As anES contributing editor, I get to see tomorrow's news today. And so I saw an early draft of Kevin Dickens' cover feature on how data center designers must struggle to get LEED certifications for new facilities. Please read this excellent story in this month's issue if you are interested in how LEED applies to mission critical facilities. When I first read this piece, I thought that we often overlook the multidisciplinary nature of designing green high-performance data centers. Instead, conversations seem focused on the HVAC challenge or the electrical challenge. Kevin's article on LEED reminds me that developing true green data centers will take more than heroic effort from one discipline, rather it will take a concentrated approach that involves a host of parties, including end users, engineers, architects, server manufacturers, and chip designers. 

For the same reason, I am fascinated by Datacenters21, which is scheduled to take place in San Jose from September 16-18th. The event is sponsored by the International Institute for Sustainable Laboratories, in Partnership with the U.S. Department of Energy’s Save Energy Now and Lawrence Berkeley National Laboratory. Pre-conference registration ends September 10. 

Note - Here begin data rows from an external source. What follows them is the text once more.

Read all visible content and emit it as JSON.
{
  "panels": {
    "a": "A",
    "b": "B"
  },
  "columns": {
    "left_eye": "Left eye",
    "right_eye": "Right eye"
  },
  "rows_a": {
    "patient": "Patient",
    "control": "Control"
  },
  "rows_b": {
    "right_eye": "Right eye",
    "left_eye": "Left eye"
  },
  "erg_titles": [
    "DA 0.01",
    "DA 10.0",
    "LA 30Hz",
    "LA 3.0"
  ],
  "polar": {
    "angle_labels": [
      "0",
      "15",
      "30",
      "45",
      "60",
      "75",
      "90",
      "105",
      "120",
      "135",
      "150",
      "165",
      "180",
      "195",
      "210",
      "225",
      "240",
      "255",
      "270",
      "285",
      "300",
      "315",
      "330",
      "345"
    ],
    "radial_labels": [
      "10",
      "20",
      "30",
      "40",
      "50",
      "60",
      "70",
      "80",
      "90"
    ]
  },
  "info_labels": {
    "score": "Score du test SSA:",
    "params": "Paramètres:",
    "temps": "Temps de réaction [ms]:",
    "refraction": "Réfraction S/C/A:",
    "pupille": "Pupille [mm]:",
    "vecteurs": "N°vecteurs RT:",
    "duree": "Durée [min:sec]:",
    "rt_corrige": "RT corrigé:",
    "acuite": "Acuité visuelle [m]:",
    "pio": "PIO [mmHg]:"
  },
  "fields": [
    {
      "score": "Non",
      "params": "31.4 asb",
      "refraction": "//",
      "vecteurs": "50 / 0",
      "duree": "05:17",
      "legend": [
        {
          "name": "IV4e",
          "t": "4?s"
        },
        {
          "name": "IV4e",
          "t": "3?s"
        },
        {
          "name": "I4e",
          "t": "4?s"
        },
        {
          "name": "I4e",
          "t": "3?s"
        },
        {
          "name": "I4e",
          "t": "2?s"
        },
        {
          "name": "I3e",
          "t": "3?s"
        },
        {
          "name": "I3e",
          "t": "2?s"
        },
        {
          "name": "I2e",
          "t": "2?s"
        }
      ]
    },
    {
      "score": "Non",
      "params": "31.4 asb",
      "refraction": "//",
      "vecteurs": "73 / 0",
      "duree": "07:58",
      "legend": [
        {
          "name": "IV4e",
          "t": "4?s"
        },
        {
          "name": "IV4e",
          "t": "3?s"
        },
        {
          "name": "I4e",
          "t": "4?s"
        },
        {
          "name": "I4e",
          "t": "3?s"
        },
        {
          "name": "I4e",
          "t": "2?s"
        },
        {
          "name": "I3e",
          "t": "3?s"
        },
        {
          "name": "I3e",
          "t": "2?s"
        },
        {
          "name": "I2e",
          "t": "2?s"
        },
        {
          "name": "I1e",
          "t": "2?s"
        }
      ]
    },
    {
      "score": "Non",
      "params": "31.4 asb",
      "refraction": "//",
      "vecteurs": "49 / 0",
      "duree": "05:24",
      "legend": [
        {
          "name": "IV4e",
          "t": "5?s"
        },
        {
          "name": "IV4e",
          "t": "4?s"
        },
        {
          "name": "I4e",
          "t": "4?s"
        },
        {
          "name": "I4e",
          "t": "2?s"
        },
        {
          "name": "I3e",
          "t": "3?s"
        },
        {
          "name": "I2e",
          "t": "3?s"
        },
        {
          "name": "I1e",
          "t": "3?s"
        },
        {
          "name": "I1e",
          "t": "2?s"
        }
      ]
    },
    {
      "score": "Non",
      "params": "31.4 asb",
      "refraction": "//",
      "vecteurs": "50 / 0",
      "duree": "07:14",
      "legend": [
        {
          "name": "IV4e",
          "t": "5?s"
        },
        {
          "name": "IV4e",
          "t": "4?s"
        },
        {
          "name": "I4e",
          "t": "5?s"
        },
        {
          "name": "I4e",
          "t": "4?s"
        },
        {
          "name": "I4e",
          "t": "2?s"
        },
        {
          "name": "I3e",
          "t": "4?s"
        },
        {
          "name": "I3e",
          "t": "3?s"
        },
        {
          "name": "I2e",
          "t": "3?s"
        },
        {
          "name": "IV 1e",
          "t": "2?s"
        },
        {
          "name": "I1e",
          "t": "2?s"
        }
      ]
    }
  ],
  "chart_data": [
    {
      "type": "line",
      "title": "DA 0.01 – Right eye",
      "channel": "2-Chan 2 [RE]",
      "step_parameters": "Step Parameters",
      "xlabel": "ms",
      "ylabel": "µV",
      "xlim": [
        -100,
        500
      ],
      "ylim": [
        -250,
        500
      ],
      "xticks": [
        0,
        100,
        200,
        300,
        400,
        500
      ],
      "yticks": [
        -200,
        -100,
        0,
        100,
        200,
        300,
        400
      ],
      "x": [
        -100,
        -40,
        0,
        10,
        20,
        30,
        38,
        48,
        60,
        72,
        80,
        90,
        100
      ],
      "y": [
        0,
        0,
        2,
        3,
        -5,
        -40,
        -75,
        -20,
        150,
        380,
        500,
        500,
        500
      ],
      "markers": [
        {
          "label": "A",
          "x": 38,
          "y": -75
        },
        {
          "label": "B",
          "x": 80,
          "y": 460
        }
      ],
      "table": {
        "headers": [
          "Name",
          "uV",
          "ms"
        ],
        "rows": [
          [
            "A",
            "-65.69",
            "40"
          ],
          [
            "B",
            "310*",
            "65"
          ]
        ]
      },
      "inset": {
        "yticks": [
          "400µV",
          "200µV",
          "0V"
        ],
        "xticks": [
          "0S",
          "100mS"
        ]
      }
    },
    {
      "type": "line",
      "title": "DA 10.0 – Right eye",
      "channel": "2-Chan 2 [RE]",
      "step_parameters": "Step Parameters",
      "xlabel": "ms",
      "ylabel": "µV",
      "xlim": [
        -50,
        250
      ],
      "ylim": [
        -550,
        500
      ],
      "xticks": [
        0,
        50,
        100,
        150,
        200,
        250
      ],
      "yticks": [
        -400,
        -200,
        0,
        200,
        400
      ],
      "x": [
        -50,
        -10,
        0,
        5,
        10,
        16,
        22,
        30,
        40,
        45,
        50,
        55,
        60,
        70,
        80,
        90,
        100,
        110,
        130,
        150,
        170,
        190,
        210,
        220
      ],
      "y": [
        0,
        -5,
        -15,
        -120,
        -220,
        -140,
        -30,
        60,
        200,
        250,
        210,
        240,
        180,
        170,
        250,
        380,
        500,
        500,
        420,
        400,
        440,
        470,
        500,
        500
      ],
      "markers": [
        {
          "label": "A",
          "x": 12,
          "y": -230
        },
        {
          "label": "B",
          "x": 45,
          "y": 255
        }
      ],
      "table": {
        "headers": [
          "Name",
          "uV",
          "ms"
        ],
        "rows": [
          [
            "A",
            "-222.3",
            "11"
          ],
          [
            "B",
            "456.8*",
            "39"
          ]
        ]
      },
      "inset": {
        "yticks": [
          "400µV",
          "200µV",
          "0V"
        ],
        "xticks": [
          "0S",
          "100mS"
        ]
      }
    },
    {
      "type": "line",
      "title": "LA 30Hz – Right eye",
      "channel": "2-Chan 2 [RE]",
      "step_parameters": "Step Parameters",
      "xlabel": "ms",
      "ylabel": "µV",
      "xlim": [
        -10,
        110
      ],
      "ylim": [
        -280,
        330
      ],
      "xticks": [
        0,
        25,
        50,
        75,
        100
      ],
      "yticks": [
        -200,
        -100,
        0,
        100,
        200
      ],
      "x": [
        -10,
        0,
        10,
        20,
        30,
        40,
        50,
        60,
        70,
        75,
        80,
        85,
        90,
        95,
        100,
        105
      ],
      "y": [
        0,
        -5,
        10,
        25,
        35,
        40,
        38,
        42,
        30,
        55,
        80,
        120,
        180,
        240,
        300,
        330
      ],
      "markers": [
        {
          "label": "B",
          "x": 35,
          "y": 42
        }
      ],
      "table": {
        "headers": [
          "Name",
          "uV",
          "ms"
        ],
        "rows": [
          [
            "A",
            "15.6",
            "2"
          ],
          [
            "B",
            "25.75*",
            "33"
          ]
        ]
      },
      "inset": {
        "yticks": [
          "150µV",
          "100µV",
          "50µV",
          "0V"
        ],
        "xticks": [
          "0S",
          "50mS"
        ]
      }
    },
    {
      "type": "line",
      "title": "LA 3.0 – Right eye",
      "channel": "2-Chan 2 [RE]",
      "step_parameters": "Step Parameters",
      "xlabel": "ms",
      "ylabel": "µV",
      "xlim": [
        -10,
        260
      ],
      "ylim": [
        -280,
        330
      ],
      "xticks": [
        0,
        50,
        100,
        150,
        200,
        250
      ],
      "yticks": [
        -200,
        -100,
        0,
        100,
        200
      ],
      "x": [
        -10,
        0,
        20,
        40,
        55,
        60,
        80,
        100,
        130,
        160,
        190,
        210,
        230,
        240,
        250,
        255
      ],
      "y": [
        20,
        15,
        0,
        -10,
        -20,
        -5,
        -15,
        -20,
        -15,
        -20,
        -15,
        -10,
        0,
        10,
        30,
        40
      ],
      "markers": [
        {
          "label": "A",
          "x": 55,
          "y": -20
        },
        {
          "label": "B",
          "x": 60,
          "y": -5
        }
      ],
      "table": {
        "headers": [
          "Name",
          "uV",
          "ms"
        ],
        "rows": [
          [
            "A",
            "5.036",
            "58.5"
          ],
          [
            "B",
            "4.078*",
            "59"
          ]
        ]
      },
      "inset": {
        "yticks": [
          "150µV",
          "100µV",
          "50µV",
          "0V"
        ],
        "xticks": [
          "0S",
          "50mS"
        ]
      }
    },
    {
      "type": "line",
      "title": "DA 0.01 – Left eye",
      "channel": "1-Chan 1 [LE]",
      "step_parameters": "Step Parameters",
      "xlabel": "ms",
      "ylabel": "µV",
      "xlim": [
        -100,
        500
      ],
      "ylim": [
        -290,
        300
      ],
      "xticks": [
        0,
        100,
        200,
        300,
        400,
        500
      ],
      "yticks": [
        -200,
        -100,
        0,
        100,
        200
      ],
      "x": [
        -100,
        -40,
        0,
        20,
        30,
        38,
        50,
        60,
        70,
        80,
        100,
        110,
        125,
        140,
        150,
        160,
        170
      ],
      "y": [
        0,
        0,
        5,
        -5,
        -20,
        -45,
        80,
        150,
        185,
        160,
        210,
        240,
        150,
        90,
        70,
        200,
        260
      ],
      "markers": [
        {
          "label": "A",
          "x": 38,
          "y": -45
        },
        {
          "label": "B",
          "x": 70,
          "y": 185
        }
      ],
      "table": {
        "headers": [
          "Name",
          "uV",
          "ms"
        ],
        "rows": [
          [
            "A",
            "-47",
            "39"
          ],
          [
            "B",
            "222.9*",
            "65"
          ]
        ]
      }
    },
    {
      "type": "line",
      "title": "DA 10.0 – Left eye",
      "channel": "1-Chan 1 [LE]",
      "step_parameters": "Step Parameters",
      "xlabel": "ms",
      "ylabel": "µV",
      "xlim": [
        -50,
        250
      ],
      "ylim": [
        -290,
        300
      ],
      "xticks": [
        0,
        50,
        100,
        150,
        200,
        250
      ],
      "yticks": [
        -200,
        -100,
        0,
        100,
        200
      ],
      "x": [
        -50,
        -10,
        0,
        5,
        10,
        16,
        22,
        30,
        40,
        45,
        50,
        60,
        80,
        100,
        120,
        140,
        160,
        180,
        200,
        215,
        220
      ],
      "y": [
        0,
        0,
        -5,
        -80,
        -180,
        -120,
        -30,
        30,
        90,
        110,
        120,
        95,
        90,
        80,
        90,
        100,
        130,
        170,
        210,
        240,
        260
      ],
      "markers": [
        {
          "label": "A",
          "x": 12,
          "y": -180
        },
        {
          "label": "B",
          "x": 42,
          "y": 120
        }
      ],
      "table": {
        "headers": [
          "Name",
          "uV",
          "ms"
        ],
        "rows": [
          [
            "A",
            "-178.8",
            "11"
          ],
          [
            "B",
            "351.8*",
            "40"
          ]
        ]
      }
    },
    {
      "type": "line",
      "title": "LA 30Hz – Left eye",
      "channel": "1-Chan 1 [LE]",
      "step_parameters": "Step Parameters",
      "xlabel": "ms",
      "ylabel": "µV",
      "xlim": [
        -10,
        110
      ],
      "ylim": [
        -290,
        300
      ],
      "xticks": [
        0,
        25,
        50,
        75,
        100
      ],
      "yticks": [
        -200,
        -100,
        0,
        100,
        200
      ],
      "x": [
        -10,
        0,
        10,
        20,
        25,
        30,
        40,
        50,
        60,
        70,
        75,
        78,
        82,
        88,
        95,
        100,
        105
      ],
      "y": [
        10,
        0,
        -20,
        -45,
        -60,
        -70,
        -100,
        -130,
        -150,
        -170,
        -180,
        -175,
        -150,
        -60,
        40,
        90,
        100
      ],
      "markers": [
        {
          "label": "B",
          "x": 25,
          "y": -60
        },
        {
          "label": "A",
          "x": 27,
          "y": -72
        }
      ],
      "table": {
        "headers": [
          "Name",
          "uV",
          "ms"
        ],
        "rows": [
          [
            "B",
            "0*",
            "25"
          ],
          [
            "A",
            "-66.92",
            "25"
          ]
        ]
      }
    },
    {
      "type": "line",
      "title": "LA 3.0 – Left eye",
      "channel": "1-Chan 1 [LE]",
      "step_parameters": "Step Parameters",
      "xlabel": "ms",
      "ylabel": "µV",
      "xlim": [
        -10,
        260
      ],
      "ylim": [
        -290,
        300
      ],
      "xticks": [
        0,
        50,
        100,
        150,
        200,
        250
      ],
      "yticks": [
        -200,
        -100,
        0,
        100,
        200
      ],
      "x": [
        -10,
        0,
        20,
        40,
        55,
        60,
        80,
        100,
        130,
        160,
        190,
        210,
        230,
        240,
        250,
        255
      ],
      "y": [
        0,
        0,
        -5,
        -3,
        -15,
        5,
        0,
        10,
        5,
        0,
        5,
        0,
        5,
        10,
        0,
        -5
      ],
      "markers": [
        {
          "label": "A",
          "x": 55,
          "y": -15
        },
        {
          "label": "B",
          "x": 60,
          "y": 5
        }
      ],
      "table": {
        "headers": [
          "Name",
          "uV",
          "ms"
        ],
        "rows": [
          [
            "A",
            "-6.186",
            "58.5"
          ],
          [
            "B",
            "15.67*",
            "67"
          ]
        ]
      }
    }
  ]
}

The DataCenters 21 program is part of a much larger event, Labs21, and was developed with support from the Critical Facilities Round Table, the Silicon Valley Leadership Group, the Green Grid, Pacific Gas & Electric, and the University of California Office of the President. What I find most interesting is that an event that focuses on the future of the nation's laboratories includes the potential of its data centers to help its program for the future and also puts data center issues in front of a broad audience.